• RÉPUBLIQUE CENTRAFRICAINE : L’ÉGLISE DE BANGASSOU CRAINT UN MASSACRE - AED

    RÉPUBLIQUE CENTRAFRICAINE :  L’ÉGLISE DE BANGASSOU CRAINT UN MASSACRE

    25.01.2018 in ACN International, Adaptation Mario Bard, AFRIQUE, Centrafrique, Déplacés, International Catholic Charity Aid to the Church in NeedViolencesVoyagez avec AED

    République centrafricaine
    l’Église de Bangassou craint un massacre
     

    CACHÉ AVEC D’AUTRES PRÊTRES, LE PÈRE YOVANE COX, MISSIONNAIRE CHILIEN EN CENTRAFRIQUE, A PRIS CONTACT AVEC  AIDE À L’ÉGLISE EN DÉTRESSE  (AED) POUR DEMANDER DE TOUTE URGENCE NOTRE PRIÈRE. « LA CATHÉDRALE DE BANGASSOU EST ATTAQUÉE », NOUS A-T-IL ÉCRIT VENDREDI DERNIER, LE 19 JANVIER. « LA SITUATION EST ASSEZ CRITIQUE PARCE QUE CETTE ATTAQUE ÉTAIT DÉJÀ ANNONCÉE, ET LES FORCES DE L’ONU QUI SONT RESPONSABLES DE LA SÉCURITÉ ICI ONT IGNORÉ CE QU’ON LEUR A DIT. IL SEMBLE EXISTER LA VOLONTÉ QU’UN MASSACRE SE PRODUISE ICI DANS LA CATHÉDRALE, ET À L’ENDROIT OÙ VIVENT LES MUSULMANS », NOUS RACONTE LE PRÊTRE. 

    Déjà en  mai 2017, 2 000 musulmans se sont réfugiés sur un terrain appartenant à l’Église catholique (à 200 mètres de la cathédrale, dans le petit séminaire du diocèse), demandant à être protégés.
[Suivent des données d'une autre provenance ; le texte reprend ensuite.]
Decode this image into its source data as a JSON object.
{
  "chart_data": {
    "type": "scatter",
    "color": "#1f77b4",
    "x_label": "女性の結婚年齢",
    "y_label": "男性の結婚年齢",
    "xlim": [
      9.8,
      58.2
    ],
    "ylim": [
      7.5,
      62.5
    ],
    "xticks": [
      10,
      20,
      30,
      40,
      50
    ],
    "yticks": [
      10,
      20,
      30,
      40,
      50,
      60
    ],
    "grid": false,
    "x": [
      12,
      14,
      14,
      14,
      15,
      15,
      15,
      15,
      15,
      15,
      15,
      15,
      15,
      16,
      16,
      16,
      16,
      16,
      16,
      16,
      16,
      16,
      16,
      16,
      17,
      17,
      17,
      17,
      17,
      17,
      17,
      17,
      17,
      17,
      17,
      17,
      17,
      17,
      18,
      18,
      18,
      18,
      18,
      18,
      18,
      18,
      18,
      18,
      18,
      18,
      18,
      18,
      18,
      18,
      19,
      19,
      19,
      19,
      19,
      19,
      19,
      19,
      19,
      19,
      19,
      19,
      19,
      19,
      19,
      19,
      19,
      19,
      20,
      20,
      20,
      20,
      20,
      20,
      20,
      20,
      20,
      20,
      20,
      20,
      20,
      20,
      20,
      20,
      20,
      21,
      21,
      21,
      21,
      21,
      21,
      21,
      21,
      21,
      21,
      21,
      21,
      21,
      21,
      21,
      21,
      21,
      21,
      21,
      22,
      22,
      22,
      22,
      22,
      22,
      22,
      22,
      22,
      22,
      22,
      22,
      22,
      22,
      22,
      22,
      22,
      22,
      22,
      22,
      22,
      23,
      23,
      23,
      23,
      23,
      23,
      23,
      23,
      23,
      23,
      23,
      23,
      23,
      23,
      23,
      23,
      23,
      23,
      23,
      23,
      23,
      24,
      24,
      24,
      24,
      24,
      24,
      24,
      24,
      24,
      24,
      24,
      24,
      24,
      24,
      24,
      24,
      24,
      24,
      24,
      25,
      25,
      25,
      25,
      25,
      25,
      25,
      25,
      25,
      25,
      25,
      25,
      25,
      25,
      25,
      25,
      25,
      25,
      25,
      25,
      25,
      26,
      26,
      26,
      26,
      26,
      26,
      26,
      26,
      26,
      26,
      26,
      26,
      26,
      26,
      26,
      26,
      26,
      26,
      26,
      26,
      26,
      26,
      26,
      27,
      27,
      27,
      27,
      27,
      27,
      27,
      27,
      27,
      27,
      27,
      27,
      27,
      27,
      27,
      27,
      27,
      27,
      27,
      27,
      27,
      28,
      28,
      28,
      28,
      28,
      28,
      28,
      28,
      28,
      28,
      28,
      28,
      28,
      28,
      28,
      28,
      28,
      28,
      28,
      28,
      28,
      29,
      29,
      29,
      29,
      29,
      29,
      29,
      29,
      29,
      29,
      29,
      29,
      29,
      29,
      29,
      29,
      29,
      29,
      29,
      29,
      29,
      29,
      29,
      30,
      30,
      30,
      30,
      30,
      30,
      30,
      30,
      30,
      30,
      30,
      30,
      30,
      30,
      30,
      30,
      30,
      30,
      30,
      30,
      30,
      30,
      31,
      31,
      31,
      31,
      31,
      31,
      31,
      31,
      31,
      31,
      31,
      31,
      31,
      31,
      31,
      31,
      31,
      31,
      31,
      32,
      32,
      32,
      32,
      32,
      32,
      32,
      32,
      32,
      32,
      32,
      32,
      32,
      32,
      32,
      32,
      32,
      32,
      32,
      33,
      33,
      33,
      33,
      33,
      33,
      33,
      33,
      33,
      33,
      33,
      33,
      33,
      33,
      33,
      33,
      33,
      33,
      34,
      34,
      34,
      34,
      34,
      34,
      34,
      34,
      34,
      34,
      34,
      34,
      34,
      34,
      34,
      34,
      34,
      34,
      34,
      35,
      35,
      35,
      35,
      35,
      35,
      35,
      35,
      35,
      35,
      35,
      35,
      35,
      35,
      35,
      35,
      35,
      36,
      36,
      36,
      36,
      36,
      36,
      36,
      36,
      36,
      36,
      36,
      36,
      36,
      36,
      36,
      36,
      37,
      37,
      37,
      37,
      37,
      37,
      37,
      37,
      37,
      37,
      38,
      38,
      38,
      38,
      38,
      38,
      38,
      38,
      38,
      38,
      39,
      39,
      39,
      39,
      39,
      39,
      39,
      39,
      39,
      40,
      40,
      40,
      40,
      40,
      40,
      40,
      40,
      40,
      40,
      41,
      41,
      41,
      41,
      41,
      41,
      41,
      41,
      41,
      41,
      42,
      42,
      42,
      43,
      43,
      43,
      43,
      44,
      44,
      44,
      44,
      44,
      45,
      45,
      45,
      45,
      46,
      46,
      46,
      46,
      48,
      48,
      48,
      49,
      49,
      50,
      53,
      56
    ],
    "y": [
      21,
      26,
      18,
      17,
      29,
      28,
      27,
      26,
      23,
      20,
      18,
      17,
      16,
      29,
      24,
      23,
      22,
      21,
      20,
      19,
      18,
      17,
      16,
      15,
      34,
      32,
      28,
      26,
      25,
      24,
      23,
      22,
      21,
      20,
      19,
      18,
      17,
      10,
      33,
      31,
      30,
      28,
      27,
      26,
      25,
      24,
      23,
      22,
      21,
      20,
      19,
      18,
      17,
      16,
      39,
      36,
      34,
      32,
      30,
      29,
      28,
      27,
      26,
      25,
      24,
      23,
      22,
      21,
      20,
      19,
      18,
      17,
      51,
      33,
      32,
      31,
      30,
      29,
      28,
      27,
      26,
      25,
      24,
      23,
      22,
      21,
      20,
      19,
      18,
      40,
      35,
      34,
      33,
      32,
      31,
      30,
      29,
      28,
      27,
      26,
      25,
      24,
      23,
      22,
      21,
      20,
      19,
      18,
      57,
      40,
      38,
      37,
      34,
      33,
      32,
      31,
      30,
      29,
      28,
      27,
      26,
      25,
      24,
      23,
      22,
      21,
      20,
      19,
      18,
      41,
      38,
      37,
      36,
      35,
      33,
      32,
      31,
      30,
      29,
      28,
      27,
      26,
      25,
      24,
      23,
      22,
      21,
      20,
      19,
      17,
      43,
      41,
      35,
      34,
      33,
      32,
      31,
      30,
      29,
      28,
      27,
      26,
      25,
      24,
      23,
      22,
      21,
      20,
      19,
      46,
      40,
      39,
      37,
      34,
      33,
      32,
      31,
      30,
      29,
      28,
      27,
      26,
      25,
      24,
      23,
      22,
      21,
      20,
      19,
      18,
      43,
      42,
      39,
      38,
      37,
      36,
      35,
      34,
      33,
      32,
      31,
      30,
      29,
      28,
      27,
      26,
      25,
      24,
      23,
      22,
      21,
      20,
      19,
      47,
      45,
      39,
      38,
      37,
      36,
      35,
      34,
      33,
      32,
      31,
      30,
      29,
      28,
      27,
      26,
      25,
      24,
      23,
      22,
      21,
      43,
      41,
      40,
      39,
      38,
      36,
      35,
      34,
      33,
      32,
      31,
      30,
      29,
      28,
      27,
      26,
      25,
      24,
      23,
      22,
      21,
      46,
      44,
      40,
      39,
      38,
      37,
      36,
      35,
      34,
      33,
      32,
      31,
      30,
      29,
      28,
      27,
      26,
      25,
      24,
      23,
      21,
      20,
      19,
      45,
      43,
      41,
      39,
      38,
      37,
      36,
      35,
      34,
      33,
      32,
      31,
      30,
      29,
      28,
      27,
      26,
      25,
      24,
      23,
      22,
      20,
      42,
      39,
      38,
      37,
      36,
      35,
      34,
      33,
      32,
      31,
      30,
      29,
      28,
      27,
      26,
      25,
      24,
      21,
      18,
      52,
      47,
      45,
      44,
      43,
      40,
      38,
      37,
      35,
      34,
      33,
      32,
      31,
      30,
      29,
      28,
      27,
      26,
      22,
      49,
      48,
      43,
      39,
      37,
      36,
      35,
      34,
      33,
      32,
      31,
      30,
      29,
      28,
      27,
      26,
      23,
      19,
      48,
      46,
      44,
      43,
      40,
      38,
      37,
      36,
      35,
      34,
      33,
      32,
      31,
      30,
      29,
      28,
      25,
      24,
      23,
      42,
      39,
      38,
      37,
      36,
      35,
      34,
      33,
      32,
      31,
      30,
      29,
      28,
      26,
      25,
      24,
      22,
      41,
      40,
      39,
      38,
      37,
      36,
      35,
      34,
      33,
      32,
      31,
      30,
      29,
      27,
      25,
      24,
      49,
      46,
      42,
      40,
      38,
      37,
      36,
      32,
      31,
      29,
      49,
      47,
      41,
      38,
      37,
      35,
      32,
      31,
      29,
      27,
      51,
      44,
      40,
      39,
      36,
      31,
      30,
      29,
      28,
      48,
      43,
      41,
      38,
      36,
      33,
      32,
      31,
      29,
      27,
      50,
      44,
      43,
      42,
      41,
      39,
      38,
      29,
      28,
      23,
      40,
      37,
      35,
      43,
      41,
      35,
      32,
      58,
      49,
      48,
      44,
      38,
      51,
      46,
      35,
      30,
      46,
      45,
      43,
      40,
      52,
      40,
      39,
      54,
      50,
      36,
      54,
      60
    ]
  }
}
Il en reste un peu moins d’un millier aujourd’hui. « Ce lieu est entouré d’hommes armés qui attendent qu’un musulman sorte pour le tuer », raconte le Père Yovane, tout en évoquant les conditions inhumaines dans lesquelles ils sont. « Les musulmans essaient de sortir du camp pour aller chercher du bois de chauffage, d’autres pour tenter de voler dans les maisons qui ont été abandonnées autour du site, à la recherche de la nourriture nécessaire pour survivre», dit-il. Hier, un de ces musulmans a été capturé et tué par le Antibalakas (groupe rebelle antimusulman). La panique s’est empirée des musulmans qui sont étaient déjà réfugiés sur ce terrain appartenant à l’Église. Selon le Père, s’il n’y avait pas le contingent camerounais pour s’interposer, une situation encore plus critique aurait été vécue.

    Des réfugiés musulmans ont trouvé asile dans la cour de la cathédrale. 

    De la mission catholique, ils voient avec impuissance comment, à tout moment, les Antibalakas peuvent entrer dans le camp pour tuer les musulmans qui y sont réfugiés. Ceci, sans que personne n’intervienne pour l’empêcher. « Ce qui est recherché, compte tenu de l’immobilité des autorités de l’État et de celle des Nations Unies qui refusent de déplacer ces quelques musulmans restés sur ce terrain, c’est simplement qu’il y ait un affrontement entre les groupes et un bain de sang. C’est ce que nous dénonçons, et nous demandons : s’il vous plaît, délocalisez le camp, parce que c’est la seule manière de sauver ceux qui sont restés, qui sont en majorité des femmes et des enfants », nous dit le prêtre chilien.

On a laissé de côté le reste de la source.